Erelzi is available for injection under the skin. The patient or the patient’s carer can give the injection after appropriate training. In adults, the usual recommended dose is 25 mg twice a week or 50 mg once a week. Treatment with 50 mg twice a week can also be used during the first 12 weeks of treatment for plaque psoriasis. In children, the dose depends on body weight. Erelzi is not for use in children who need doses other than 25 or 50 mg (e.g. those weighing less than 62.5 kg), because it is only available in these strengths; an alternative etanercept medicine should be used in such children. For more information, see the package leaflet. The medicine can only be obtained with a prescription. Treatment is started and supervised by specialised doctors with experience in diagnosing and treating the diseases that Erelzi is used for. For more information about using Erelzi, see the package leaflet or contact your doctor or pharmacist.

The active substance in Erelzi, etanercept, is a protein that has been designed to block the activity of a substance called tumour necrosis factor alpha (TNF). This substance is involved in causing inflammation and is found at high levels in patients with the diseases that Erelzi is used to treat. By blocking TNF, etanercept reduces the inflammation and other symptoms of the diseases.
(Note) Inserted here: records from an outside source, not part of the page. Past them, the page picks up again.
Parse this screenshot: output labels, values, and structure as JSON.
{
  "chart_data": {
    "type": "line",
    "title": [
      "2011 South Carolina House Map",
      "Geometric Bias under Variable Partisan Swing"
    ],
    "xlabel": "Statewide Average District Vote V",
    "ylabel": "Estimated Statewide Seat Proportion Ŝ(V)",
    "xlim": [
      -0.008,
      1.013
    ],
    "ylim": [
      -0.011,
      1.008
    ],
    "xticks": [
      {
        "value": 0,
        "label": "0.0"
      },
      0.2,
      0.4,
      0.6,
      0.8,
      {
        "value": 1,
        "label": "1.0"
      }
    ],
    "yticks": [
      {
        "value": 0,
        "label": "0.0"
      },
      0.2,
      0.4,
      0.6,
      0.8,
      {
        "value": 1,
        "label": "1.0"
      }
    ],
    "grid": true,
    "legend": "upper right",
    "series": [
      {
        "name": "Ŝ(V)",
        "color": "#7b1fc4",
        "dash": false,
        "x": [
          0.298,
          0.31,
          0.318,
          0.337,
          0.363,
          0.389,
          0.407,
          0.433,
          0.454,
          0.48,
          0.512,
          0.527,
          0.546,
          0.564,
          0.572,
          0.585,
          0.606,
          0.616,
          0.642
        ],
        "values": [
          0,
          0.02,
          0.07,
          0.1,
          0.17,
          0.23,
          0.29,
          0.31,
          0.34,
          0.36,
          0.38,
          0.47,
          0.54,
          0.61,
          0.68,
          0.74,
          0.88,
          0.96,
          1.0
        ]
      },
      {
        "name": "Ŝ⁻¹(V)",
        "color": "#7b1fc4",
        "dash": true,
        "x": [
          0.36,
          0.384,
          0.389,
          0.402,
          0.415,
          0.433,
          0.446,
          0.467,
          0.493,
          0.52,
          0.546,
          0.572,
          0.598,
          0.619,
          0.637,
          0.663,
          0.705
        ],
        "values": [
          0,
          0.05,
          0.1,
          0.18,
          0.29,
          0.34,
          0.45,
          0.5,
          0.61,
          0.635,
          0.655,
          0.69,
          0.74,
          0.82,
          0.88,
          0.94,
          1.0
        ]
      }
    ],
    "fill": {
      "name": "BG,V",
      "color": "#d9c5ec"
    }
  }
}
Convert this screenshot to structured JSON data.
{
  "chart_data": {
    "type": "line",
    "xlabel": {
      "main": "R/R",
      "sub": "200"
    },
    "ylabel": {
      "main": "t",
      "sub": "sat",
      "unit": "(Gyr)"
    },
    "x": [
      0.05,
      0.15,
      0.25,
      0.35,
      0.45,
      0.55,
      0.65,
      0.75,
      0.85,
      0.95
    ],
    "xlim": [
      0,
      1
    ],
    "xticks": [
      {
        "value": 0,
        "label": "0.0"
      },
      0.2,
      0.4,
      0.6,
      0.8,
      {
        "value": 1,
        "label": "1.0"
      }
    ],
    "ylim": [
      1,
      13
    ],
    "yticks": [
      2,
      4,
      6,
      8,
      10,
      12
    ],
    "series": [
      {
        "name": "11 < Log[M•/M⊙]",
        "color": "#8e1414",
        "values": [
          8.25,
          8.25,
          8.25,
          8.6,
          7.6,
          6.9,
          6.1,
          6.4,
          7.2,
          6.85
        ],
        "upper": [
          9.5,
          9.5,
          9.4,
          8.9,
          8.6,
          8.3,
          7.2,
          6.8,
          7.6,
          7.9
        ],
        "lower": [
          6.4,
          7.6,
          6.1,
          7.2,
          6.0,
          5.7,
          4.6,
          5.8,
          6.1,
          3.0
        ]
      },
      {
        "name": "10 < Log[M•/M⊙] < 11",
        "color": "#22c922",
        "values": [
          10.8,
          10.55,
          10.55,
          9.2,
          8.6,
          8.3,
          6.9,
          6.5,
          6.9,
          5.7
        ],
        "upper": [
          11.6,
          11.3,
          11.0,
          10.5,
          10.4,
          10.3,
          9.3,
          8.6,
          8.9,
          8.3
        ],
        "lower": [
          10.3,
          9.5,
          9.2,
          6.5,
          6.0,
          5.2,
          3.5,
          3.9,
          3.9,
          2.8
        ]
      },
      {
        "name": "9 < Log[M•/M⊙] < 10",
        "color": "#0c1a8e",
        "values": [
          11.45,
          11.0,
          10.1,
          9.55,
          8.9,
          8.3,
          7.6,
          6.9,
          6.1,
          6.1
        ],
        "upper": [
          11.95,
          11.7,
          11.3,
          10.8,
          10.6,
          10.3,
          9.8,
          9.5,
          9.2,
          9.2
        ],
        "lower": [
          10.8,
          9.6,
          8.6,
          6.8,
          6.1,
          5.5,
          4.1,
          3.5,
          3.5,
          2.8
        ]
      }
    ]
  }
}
Laboratory studies comparing Erelzi with Enbrel have shown that the active substance in Erelzi is highly similar to that in Enbrel in terms of structure, purity and biological activity.

Because Erelzi is a biosimilar medicine, the studies on effectiveness and safety of etanercept carried out with Enbrel do not all need to be repeated for Erelzi. Studies were carried out to show that Erelzi produces similar levels of the active substance in the body to Enbrel.

Erelzi was also shown to be as effective as Enbrel in one main study involving 531 adults with plaque psoriasis. Over 70% of those given Erelzi (186 of 264 patients) and roughly 72% of those given Enbrel (191 of 267) had at least 75% reduction in their symptom score after 12 weeks of treatment.

The most common side effects with etanercept (seen in more than 1 patient in 10) are injection-site reactions (including bleeding, redness, itching, pain and swelling) and infections (including nose, throat, lung, bladder and skin infections). The doctor may stop Erelzi treatment in patients developing a serious infection. For the full list of side effects of Erelzi, see the package leaflet.

Erelzi must not be used in patients who have or are at risk of sepsis (when bacteria and toxins circulate in the blood and start to damage the organs), or in patients with active infections.

For the full list of restrictions, see the package leaflet.

The company that markets Erelzi will provide a card for patients that contains information on how to recognise serious side effects and know when to see their doctor urgently. Recommendations and precautions to be followed by healthcare professionals and patients for the safe and effective use of Erelzi have also been included in the summary of product characteristics and the package leaflet.

As for all medicines, data on the use of Erelzi are continuously monitored. Side effects reported with Erelzi are carefully evaluated and any necessary action taken to protect patients.

Erelzi received a marketing authorisation valid throughout the EU for Erelzi on 23 June 2017.